Chateau de la Tour & Domaine Pierre Labet

Chateau de la Tour

Château de la Tour, established in 1890, is the largest proprietor of the Clos-Vougeot, owning some five and a half hectares of the total 50 designated grand crus.
This family-owned domain, therefore, accounts for around 11% of the appellation.

Chateau de la Tour Building

The vines are predominantly from two parcels close to the château building. There is another smaller holding (recently replanted, so currently out of action) higher on the slope, bordering Les Echézeaux, and two thin strips of vines running towards the road.
The Château de la Tour itself is one of only three buildings in Clos-Vougeot. The domain is owned by Jacqueline Labet and Nicole Déchelette, mother and aunt, respectively, of François Labet.

The vines have an average age of 67 years, with a one-hectare plot planted in 1910 at their heart. The domaine has been organic since 1992. Yields are controlled by rubbing out every second bud, which gives a well-aerated canopy, and which François and
Cyril Beutot (chef de culture) prefers green harvesting.
Grape sorting with secateurs takes place once the grapes arrive from the vineyards, with whole bunches loaded into the fermentation vats and then cooled to around 6°C for a week. Fermentation starts spontaneously, following which a maximum temperature of 29°C is maintained.
Once fermentation ends, the wine is immediately racked into a barrel to avoid any astringency in these most robust Pinot Noirs.
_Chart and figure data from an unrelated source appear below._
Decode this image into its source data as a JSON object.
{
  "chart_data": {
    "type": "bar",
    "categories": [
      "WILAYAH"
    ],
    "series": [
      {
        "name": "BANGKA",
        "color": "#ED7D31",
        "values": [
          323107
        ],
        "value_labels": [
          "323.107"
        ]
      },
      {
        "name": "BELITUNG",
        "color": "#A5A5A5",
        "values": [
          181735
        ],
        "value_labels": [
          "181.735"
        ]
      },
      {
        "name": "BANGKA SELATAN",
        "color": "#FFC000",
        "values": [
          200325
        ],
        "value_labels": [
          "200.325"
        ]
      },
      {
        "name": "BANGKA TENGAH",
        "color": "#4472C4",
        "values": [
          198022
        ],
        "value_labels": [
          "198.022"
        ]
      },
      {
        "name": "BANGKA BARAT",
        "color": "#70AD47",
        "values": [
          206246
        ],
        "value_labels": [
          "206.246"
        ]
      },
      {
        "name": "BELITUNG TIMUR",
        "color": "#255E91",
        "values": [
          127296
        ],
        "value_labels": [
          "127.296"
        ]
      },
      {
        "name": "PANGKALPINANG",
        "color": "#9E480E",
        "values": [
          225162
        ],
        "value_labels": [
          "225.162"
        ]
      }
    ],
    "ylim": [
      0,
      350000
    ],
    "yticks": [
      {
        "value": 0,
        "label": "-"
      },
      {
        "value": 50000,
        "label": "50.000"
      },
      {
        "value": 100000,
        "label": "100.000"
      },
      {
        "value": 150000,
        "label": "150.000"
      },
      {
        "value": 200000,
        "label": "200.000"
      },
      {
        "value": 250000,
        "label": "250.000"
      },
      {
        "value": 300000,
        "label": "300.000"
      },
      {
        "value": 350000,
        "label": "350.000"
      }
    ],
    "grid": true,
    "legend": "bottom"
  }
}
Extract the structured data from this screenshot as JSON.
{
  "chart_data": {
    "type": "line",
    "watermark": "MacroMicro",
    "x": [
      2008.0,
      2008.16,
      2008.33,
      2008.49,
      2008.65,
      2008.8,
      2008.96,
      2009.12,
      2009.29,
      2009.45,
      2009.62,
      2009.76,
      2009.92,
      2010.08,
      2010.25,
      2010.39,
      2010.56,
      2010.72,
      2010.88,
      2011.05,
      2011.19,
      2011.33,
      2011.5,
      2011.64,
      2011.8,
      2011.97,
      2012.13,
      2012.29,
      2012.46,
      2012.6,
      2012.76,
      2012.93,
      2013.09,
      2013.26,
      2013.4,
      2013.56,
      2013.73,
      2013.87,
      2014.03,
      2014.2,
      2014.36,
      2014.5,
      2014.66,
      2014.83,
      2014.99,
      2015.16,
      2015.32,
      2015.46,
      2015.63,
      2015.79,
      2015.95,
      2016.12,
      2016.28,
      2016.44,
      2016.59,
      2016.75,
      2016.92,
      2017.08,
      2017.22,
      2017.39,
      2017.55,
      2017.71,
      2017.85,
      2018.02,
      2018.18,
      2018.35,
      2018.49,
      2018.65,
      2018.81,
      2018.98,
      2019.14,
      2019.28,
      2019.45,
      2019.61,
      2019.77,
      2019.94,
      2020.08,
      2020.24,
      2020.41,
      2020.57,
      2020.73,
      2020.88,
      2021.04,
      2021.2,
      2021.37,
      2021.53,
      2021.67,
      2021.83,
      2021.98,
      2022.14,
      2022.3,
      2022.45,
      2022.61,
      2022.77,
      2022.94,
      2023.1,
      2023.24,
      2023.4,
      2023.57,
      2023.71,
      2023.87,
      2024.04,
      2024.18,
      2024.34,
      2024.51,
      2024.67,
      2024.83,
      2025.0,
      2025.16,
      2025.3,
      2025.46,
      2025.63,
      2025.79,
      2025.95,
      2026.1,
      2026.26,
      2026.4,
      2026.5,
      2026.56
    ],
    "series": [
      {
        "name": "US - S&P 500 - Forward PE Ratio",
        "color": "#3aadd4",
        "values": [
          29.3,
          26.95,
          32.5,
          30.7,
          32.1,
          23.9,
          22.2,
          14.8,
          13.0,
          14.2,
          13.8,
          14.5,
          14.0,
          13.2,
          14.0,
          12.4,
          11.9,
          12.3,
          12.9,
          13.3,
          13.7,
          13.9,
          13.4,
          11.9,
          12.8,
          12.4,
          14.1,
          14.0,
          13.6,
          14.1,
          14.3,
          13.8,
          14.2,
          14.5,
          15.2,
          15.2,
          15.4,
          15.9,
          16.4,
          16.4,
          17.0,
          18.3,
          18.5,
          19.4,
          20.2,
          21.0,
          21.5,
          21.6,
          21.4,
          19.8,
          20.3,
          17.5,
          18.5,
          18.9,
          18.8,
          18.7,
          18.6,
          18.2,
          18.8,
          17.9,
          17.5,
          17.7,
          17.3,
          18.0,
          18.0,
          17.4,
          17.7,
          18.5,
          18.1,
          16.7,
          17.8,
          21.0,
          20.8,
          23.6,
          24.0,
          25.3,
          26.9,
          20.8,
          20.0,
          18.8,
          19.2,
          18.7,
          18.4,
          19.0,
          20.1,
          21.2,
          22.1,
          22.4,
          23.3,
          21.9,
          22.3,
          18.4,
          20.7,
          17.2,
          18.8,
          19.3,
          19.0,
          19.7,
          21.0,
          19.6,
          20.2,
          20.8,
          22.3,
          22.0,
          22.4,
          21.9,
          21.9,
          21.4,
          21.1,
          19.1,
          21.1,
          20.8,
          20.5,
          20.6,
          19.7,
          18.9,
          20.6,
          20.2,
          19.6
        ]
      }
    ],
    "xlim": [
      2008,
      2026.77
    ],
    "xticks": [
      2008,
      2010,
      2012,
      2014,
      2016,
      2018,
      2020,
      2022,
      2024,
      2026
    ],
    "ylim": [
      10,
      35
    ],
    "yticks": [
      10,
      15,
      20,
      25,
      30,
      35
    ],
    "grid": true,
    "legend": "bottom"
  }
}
Around 50% new oak is used for the Cuvée Classique and 100% for the Vieilles Vignes and Hommage.

Pierre Labet

Domaine Pierre Labet

François Labet inherited this domaine from his father. Given his dual responsibility for Domaine Pierre Labet and the maternal Clos-Vougeot holdings, it made sense to vinify all wines in Château de la Tour’s historic and expansive cellars. The two domains have very different requirements; however, an important challenge of Domaine Pierre Labet is the geographical distance between its holdings. For this reason, François has had an operational base in Beaune since 2014. Another useful
recent addition to the domain’s toolbox is a lorry for transporting tractors. The seven-person vineyard team travels together as one unit. In addition, there are two permanent cellar hands, with another two in busy periods.
100% whole bunches are used here, giving a lifted, sappy quality to the wines. No sulphur dioxide is used at harvest, and François chooses to protect the grapes using carbon dioxide (dry ice) at the top of the vats. There is no racking after malolactic fermentation. The wines are left to settle in a vat after pressing. The white wines are given a brief period of lees contact following fermentation but with no bâtonnage (lees stirring). Whites are given a light fining, whereas there is none for the reds. None of the wines are filtered.